Wenn Wölfe nicht Nutztiere reissen würden, hätten sie vielleicht schon Platz. Die Problematik besteht darin, dass die meisten Wölfe in der Schweiz Wolfshybriden sind (Wolf-Hund-Mischling). Hybride sind weniger scheu gegenüber dem Menschen und dringen daher bis in die Wohnsiedlungen vor. Die Resultate unserer regelmässig durchgeführten DNA-Analysen haben ergeben, dass es sich bei den Wolfsrissen bisher immer um Wolfshybriden gehandelt hat. In der Schweiz leben wir nahe aufeinander und sind dicht besiedelt, es ist schwierig, dass der Wolf unter diesen Umständen seinen Platz finden kann.
Oder möchten Sie den Wolf lieber ausrotten?
Das wird nicht möglich sein, da es bereits zu viele hat. Als Landwirt und Nutztierhalter mit Alpwirtschaft würde ich sagen: Grundsätzlich ja, dann hätten wir diese Probleme nicht und müssten nicht alle diese Massnahmen ergreifen. Unser Ziel muss es sein, die Risszahlen möglichst tief zu halten und den Wolf unkompliziert zu regulieren.
Wie wollen Sie Städter von der Initiative überzeugen?

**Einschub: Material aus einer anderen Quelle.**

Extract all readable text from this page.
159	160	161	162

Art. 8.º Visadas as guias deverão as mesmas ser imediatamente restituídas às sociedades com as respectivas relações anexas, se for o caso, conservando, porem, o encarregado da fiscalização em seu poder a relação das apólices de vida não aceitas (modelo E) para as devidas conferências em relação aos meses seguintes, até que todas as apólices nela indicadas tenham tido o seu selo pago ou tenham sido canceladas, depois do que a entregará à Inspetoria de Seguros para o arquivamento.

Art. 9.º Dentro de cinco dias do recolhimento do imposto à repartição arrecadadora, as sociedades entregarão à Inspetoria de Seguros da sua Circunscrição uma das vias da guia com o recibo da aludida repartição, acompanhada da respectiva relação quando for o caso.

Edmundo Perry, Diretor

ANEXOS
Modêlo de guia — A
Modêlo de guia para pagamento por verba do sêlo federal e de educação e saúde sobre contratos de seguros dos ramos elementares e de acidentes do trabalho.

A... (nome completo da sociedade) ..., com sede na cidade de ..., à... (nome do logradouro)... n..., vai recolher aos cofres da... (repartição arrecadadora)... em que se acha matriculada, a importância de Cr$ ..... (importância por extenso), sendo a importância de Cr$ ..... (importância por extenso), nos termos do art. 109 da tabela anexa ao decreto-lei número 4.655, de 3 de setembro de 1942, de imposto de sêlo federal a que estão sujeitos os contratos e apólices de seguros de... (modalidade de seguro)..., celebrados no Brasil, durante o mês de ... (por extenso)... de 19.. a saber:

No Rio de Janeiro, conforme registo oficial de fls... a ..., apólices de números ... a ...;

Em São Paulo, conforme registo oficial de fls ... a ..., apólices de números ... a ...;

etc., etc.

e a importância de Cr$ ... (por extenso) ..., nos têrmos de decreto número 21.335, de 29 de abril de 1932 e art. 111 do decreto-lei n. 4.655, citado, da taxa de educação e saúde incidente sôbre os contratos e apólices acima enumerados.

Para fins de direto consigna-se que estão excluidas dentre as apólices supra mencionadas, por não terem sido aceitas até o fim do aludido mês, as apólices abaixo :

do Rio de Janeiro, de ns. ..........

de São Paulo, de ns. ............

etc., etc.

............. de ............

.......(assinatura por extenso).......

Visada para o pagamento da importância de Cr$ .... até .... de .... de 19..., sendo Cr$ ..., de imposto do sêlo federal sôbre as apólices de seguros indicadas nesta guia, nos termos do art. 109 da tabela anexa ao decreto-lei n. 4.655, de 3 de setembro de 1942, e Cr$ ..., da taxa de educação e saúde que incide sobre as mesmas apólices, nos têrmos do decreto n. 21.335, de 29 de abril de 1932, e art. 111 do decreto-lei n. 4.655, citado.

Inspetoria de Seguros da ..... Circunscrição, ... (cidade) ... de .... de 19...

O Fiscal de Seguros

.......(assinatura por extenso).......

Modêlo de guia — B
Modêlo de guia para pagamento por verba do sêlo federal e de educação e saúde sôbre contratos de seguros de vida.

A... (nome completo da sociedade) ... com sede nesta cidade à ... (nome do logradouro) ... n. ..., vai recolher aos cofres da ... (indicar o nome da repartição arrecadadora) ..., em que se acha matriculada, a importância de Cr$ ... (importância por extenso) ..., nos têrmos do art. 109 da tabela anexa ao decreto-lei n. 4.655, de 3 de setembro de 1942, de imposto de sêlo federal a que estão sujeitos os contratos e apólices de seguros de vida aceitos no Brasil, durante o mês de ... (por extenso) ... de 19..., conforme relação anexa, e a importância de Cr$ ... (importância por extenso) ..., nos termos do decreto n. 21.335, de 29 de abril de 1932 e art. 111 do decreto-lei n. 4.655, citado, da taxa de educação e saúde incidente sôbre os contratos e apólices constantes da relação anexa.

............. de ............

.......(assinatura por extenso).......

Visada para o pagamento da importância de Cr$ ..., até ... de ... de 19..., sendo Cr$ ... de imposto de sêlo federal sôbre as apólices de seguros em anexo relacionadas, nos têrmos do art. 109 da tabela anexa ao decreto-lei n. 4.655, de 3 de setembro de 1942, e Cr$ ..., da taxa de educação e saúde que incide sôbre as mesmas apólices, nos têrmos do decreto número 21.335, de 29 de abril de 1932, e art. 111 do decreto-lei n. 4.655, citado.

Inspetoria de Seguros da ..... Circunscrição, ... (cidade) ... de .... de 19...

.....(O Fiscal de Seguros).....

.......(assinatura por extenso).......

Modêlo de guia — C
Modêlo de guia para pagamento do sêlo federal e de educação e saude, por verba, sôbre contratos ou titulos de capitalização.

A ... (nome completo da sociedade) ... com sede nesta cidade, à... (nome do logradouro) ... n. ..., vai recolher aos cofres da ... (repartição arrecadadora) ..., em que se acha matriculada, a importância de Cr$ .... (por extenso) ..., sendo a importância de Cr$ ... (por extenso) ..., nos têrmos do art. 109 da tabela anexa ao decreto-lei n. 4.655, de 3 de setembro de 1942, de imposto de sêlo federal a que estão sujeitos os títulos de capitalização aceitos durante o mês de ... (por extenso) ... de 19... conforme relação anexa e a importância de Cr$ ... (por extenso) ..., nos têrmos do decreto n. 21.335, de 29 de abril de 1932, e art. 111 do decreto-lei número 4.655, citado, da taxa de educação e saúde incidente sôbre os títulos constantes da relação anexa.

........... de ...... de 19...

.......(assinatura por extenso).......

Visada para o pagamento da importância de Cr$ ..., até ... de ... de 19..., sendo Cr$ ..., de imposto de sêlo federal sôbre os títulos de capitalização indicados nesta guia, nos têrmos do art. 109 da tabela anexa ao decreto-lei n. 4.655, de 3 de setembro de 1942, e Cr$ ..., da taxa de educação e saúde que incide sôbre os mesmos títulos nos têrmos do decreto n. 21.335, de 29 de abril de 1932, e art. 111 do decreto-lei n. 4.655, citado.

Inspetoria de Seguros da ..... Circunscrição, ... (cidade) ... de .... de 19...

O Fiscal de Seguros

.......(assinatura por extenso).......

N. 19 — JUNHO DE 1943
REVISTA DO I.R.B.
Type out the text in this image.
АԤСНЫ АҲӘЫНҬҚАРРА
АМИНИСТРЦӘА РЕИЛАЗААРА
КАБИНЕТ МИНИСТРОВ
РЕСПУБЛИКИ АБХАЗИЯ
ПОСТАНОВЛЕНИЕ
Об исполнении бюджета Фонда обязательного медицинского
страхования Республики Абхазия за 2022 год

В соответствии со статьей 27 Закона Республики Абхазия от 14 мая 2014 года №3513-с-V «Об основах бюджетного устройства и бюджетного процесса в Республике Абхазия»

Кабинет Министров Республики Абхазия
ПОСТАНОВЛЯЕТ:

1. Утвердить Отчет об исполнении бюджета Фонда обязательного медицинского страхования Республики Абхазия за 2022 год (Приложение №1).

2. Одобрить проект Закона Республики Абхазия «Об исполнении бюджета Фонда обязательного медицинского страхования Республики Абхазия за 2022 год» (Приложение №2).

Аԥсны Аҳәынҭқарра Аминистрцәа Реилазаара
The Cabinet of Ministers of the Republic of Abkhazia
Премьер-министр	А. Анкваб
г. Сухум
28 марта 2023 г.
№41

Es wird eine ganz klare Stadt-Land-Graben-Abstimmung geben, das ist uns bewusst. Beim Sammeln der Unterschriften haben wir jedoch festgestellt, dass auch bei der städtischen Bevölkerung immer mehr ein Umdenken stattfindet. Die Leute merken langsam, dass es mit einer jährlichen Zunahme der Wolfspopulation von rund 25 Prozent in Zukunft wohl doch nicht ohne eine Regulierung gehen wird. Das Risiko, die Wölfe in den Siedlungsgebieten zu haben, will man dann doch nicht tragen.
Was für Chancen rechnen Sie sich aus?
In Anbetracht, dass die Problematik in den letzten Alpsommern rasant zugenommen hat und in den nächsten Jahren auch nicht abnehmen wird, ist es möglich. den Abstimmungskampf zu gewinnen. Es wird entscheidend sein, wann das Abstimmungsdatum gewählt wird, dadurch lässt sich natürlich noch einiges steuern. Fakt ist: Die Wölfe sind da und werden aktiv bleiben. Es wird ein emotionaler und heisser Abstimmungskampf, der grundsätzlich nicht chancenlos ist.
Beenden Sie die Sätze …
Die Wolfsinitiative ist … wichtig für den Kanton Bern, damit man den Wolf regulieren kann.
Der Wolf ist … gefährlich für die Alpwirtschaft im Kanton Bern.
Landwirtschaft ist … wichtig für die Ernährungssicherheit und für die Bewirtschaftung der Alpgebiete.